Glucose Control and Vascular Complications in Veterans with Type 2 Diabetes
Introduction: How intensive blood glucose control affects cardiovascular events in patients with long-standing type 2 diabetes is still uncertain.
Methods: The study involved 1,791 military veterans (mean age, 60.4 years) who had a sub-optimal response to treatments for type 2 diabetes. 11.5 was the mean number of years since diagnosis. They were randomly assigned to either an intensive blood glucose control group or a standard blood glucose control group. Cardiovascular risk factors were treated uniformly. 40% of the patients had already experienced a cardiovascular event.
In the intensive-therapy group, the goal was an absolute reduction of 1.5% in the glycated hemoglobin (HbA1c) level, as compared to the standard-therapy group.
The primary outcome assessed was the time from randomization to the first major cardiovascular event, which was a composite of myocardial infarction, stroke, death from cardiovascular causes, congestive heart failure, surgery for vascular disease, inoperable coronary disease, and amputation for ischemic gangrene.

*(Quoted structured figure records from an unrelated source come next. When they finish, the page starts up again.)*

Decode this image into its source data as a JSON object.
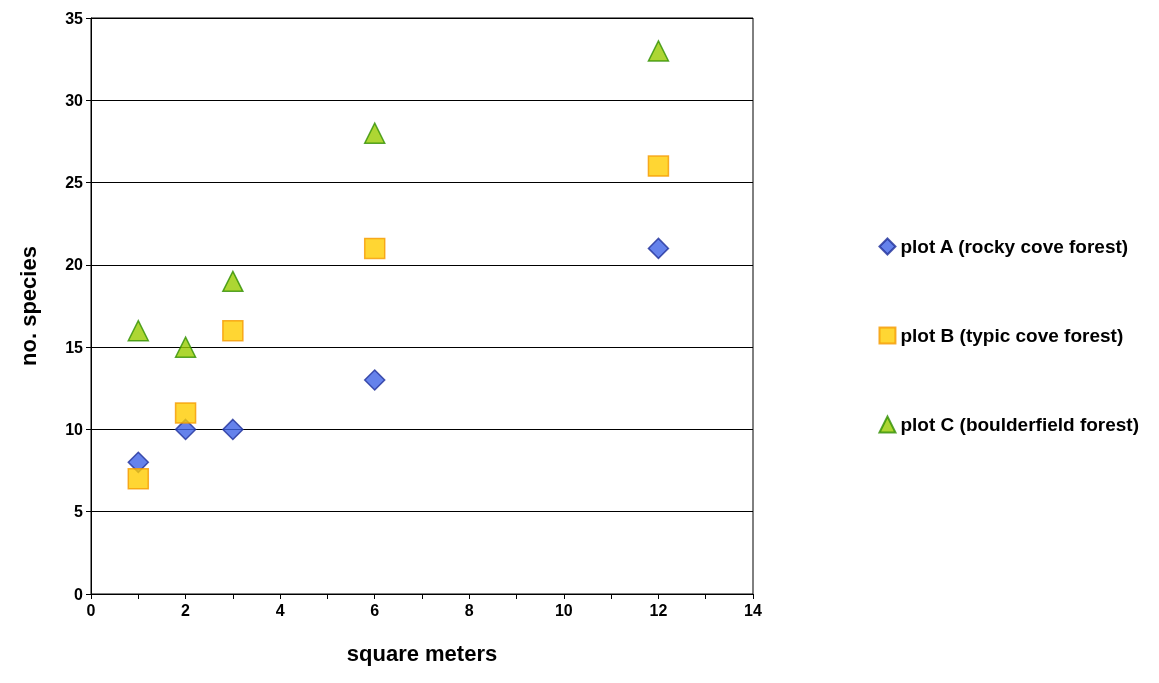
{
  "chart_data": {
    "type": "scatter",
    "xlabel": "square meters",
    "ylabel": "no. species",
    "xlim": [
      0,
      14
    ],
    "xticks": [
      0,
      {
        "value": 1,
        "label": null
      },
      2,
      {
        "value": 3,
        "label": null
      },
      4,
      {
        "value": 5,
        "label": null
      },
      6,
      {
        "value": 7,
        "label": null
      },
      8,
      {
        "value": 9,
        "label": null
      },
      10,
      {
        "value": 11,
        "label": null
      },
      12,
      {
        "value": 13,
        "label": null
      },
      14
    ],
    "ylim": [
      0,
      35
    ],
    "yticks": [
      0,
      5,
      10,
      15,
      20,
      25,
      30,
      35
    ],
    "grid": "y",
    "legend": "right",
    "series": [
      {
        "name": "plot A (rocky cove forest)",
        "color": "#3f63e6",
        "marker": "diamond",
        "x": [
          1,
          2,
          3,
          6,
          12
        ],
        "values": [
          8,
          10,
          10,
          13,
          21
        ]
      },
      {
        "name": "plot B (typic cove forest)",
        "color": "#ffcc00",
        "marker": "square",
        "x": [
          1,
          2,
          3,
          6,
          12
        ],
        "values": [
          7,
          11,
          16,
          21,
          26
        ]
      },
      {
        "name": "plot C (boulderfield forest)",
        "color": "#99cc00",
        "marker": "triangle",
        "x": [
          1,
          2,
          3,
          6,
          12
        ],
        "values": [
          16,
          15,
          19,
          28,
          33
        ]
      }
    ]
  }
}
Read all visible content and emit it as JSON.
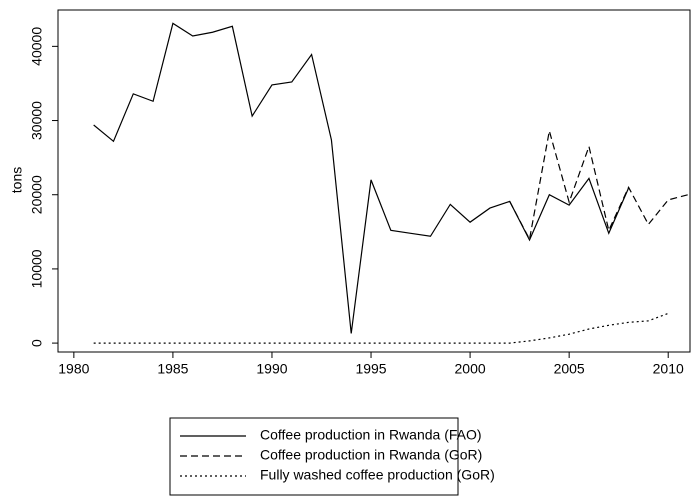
{
  "chart_data": {
    "type": "line",
    "ylabel": "tons",
    "x": [
      1981,
      1982,
      1983,
      1984,
      1985,
      1986,
      1987,
      1988,
      1989,
      1990,
      1991,
      1992,
      1993,
      1994,
      1995,
      1996,
      1997,
      1998,
      1999,
      2000,
      2001,
      2002,
      2003,
      2004,
      2005,
      2006,
      2007,
      2008,
      2009,
      2010,
      2011
    ],
    "series": [
      {
        "name": "Coffee production in Rwanda (FAO)",
        "color": "#000000",
        "dash": "none",
        "values": [
          29400,
          27200,
          33600,
          32600,
          43100,
          41400,
          41900,
          42700,
          30600,
          34800,
          35200,
          38900,
          27400,
          1300,
          22000,
          15200,
          14800,
          14400,
          18700,
          16300,
          18200,
          19100,
          13900,
          20000,
          18600,
          22200,
          14800,
          20900,
          null,
          null,
          null
        ]
      },
      {
        "name": "Coffee production in Rwanda (GoR)",
        "color": "#000000",
        "dash": "7,4",
        "values": [
          null,
          null,
          null,
          null,
          null,
          null,
          null,
          null,
          null,
          null,
          null,
          null,
          null,
          null,
          null,
          null,
          null,
          null,
          null,
          null,
          null,
          19100,
          14000,
          28600,
          19000,
          26500,
          15200,
          21000,
          16000,
          19300,
          20000
        ]
      },
      {
        "name": "Fully washed coffee production (GoR)",
        "color": "#000000",
        "dash": "2,3",
        "values": [
          0,
          0,
          0,
          0,
          0,
          0,
          0,
          0,
          0,
          0,
          0,
          0,
          0,
          0,
          0,
          0,
          0,
          0,
          0,
          0,
          0,
          0,
          300,
          700,
          1200,
          1900,
          2400,
          2800,
          3000,
          4000,
          null
        ]
      }
    ],
    "xlim": [
      1979.2,
      2011.1
    ],
    "xticks": [
      1980,
      1985,
      1990,
      1995,
      2000,
      2005,
      2010
    ],
    "ylim": [
      -1200,
      44900
    ],
    "yticks": [
      0,
      10000,
      20000,
      30000,
      40000
    ]
  }
}
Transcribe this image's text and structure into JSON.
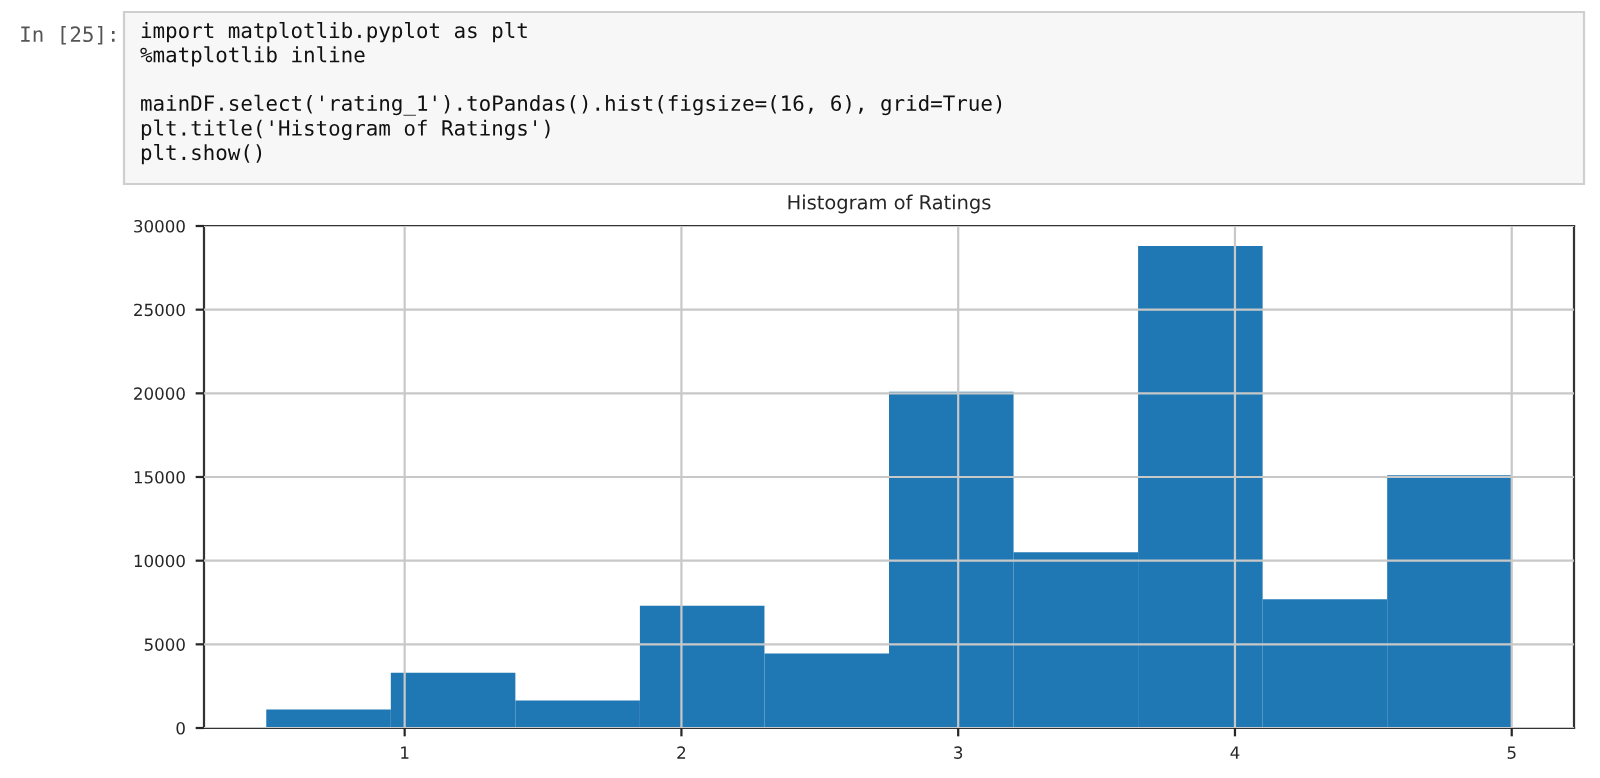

Results: There was a median follow-up of 5.6 years. In the standard blood glucose control group, the median HbA1c level was 8.4%; in the intensive blood glucose control group, it was 6.9%. The primary outcome happened in 264 patients in the standard-therapy group; it occurred in 235 patients in the intensive-therapy group (hazard ratio in the intensive-therapy group, 0.88; 95% CI, 0.74-1.05; p=0.14). Between the two groups, there was no significant difference in any component of the primary outcome or in the rate of death from any cause (hazard ratio, 1.07; 95% CI, 0.81-1.42; p=0.62). Also, there was no difference between the two groups for microvascular complications. The rates of adverse events—primarily hypoglycemia—were 24.1% in the intensive-therapy group and 17.6% in the standard-therapy group.
Conclusions: In patients with poorly controlled type 2 diabetes, intensive blood glucose control had no significant effect on the rates of major cardiovascular events, death, or microvascular complications; the exception to this is in the rate of albuminuria (p=0.01).